German police have opened an investigation into an anti-Semitic attack that took place on the sidelines of a neo-Nazi rally in the city of Chemnitz late last month, according to local media reports.
According to the Die Welt and Freie Press newspapers, around a dozen masked assailants clad in black threw bottles, rocks and a metal pipe at the kosher eatery while shouting at patrons to "get out of Germany, Jewish pigs." The incident took place on the sidelines of a far-Right rally in the eastern German city on Aug. 27.
The owner of the establishment, Uwe Dziuballa, sustained an injury to the shoulder during the attack. The eatery has been the target of attacks on several occasions since its opening in 2000.
A regional interior ministry spokesman said the incident was most likely "politically motivated, with an anti-Semitic background."
Germany has seen countless far-Right demonstrations after news leaked that a German man had reportedly been stabbed to death by asylum-seekers from Iraq and Syria late last month.

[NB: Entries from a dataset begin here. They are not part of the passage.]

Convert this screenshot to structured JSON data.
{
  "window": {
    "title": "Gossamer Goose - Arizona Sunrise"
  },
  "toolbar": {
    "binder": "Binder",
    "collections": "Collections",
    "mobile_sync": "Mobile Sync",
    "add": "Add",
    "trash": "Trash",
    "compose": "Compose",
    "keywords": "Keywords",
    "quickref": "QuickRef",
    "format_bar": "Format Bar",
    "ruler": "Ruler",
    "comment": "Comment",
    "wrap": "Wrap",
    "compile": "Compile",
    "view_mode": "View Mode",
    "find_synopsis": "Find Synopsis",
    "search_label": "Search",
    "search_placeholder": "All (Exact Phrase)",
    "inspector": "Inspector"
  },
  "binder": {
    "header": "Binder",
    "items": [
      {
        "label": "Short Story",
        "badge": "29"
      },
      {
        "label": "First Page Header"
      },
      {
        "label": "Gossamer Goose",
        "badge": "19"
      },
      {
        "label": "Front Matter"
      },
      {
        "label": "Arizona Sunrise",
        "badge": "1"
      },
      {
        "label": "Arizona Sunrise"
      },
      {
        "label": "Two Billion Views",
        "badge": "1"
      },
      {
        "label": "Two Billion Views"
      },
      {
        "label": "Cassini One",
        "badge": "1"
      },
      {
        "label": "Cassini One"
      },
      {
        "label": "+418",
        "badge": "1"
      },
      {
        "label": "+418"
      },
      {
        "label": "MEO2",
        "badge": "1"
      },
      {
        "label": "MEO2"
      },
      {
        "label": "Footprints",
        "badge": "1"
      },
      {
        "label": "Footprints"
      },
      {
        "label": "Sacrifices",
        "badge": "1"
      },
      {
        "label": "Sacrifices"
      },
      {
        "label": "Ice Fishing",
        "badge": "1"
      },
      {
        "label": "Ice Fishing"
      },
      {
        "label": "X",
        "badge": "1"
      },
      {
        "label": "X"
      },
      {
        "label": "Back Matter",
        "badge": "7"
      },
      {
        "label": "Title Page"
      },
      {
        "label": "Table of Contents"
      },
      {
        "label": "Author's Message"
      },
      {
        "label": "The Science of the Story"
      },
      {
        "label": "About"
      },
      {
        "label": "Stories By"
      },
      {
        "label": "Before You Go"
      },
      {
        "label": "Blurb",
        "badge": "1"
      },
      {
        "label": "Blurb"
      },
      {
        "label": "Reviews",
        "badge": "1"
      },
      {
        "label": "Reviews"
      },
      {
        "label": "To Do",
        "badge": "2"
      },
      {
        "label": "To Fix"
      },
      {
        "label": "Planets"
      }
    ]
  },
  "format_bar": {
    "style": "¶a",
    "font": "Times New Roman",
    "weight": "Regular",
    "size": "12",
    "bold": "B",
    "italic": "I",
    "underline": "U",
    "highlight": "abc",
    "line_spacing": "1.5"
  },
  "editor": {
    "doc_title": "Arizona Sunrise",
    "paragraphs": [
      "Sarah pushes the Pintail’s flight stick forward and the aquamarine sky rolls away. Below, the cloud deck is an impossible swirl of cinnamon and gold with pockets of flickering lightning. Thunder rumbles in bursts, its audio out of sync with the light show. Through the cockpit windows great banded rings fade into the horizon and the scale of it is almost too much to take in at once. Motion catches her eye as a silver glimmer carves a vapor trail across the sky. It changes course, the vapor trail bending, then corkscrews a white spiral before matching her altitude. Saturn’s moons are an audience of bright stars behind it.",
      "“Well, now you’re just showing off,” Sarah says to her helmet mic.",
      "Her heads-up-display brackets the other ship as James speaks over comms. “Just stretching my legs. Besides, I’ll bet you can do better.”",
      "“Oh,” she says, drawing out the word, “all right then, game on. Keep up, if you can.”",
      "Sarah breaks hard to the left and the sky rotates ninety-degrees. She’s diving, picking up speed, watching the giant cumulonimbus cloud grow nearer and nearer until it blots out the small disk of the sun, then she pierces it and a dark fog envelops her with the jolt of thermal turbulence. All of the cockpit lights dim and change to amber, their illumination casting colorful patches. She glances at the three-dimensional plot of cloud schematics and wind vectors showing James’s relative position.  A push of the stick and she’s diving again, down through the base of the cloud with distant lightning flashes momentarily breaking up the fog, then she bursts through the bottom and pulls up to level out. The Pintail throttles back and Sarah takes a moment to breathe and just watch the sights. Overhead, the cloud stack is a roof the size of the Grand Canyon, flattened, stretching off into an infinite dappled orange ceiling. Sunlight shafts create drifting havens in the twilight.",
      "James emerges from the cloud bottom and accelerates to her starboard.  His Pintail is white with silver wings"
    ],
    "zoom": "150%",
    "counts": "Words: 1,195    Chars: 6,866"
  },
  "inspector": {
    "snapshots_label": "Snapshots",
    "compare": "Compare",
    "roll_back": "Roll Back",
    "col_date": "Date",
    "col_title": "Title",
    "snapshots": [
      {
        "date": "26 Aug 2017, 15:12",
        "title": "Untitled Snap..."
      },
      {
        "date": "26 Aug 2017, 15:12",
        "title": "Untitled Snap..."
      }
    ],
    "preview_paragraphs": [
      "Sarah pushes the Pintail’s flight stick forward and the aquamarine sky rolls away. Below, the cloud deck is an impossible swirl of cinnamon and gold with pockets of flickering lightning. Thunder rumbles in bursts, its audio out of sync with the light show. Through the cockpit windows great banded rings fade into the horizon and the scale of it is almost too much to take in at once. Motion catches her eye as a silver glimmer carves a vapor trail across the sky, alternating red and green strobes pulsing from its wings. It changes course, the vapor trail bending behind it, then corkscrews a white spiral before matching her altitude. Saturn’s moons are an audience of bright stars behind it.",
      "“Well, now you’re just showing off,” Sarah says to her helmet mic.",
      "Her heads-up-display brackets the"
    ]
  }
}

Meanwhile, in Paris, vandals carved swastikas into 14 panels bearing the image of the late French Jewish Holocaust survivor and feminist icon Simone Veil at the Pantheon building, Friday.
The panels had been installed on the building's facade as part of an exhibit in Veil's honor that is set to run until Sept. 17. Veil was the fifth woman to be interred at the Pantheon mausoleum, where great authors, scientists, heroes and political figures rest.
Paris police have opened an investigation into the incident.